J’ai découvert un jour, en traitant un dossier complexe de données GA4 dans BigQuery, un raccourci génial : la clause WINDOW. En trois minutes, voilà comment j’ai éliminé la répétition et gagné en clarté dans mes requêtes SQL, une astuce simple qui transforme votre manière de coder.
3 principaux points à retenir.
- Window alias nomme et réutilise une fenêtre analytique pour éviter la répétition
- Cette fonctionnalité rend les requêtes plus courtes, lisibles et maintenables
- Idéal dans BigQuery, PostgreSQL et T-SQL, notamment pour des analyses avancées comme GA4
Qu’est-ce qu’une named window en SQL et pourquoi l’utiliser
Imaginez-vous à une fête d’anniversaire où tout le monde s’amuse. Les invités tournent autour du buffet, mais à chaque fois qu’ils veulent attraper un plat, ils doivent faire le chemin entier, même s’ils reviennent souvent au même endroit. Fastidieux, n’est-ce pas ? Dans le monde de SQL, cette situation nous rappelle l’utilisation des fenêtres analytiques. Une fenêtre analytique, c’est un peu comme un espace réservé qui permet d’effectuer des calculs sur un ensemble de lignes sans avoir à répéter la même logique encore et encore. Cela nous amène à la notion de named window.

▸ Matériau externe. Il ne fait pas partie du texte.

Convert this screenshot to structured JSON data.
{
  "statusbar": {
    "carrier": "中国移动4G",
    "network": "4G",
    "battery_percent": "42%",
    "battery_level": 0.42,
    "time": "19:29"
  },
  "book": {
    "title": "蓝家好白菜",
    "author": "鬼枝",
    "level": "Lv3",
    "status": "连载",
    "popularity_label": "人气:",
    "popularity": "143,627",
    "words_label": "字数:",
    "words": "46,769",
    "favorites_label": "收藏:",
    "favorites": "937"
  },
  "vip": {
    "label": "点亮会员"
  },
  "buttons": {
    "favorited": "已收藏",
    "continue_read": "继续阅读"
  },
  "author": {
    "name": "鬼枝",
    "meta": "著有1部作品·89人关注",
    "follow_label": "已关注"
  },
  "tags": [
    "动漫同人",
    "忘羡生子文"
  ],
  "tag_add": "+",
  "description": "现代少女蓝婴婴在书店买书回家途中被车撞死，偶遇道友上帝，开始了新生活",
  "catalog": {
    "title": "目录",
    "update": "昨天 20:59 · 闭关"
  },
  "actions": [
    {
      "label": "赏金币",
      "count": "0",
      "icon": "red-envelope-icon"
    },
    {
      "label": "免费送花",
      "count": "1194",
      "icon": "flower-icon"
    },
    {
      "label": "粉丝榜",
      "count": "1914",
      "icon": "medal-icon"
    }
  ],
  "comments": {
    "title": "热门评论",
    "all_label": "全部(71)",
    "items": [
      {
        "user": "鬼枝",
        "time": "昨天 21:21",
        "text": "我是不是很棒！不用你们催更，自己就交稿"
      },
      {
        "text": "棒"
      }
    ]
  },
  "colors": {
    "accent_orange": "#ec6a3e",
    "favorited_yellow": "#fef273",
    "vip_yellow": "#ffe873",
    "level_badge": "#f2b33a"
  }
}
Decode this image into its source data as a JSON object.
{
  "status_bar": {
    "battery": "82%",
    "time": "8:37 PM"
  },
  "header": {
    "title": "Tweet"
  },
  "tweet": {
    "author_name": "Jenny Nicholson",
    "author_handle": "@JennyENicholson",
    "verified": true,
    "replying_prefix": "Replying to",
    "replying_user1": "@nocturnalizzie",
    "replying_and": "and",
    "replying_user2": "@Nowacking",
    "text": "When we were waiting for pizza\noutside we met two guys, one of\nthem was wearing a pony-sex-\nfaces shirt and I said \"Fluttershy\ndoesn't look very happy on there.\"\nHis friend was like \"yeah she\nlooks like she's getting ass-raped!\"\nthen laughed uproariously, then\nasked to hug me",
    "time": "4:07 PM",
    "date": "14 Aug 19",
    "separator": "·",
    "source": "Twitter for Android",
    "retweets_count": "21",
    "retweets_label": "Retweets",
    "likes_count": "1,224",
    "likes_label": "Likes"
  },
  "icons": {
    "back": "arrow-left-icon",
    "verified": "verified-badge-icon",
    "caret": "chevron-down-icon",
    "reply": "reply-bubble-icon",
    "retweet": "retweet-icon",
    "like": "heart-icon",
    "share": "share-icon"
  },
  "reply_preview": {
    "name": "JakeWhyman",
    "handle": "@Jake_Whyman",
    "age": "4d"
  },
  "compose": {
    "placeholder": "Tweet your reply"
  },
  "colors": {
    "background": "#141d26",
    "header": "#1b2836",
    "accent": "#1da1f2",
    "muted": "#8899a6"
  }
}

Alors, qu’est-ce qu’une named window exactement ? C’est une fenêtre analytique que vous définissez sous un alias, vous permettant de la réutiliser dans la même requête. Imaginez une cartographie simplifiée où, au lieu de recommencer chaque fois avec la clause OVER, vous pouvez simplement utiliser ce même alias. Économie de temps et de clarté en prime ! La répétition de la clause OVER peut rapidement devenir un fardeau. Pensez à votre code : trop de répétitions égale plus de possibilités d’erreurs. Vous vous retrouvez finalement avec un SQL qui ressemble à une pelote de laine emmêlée.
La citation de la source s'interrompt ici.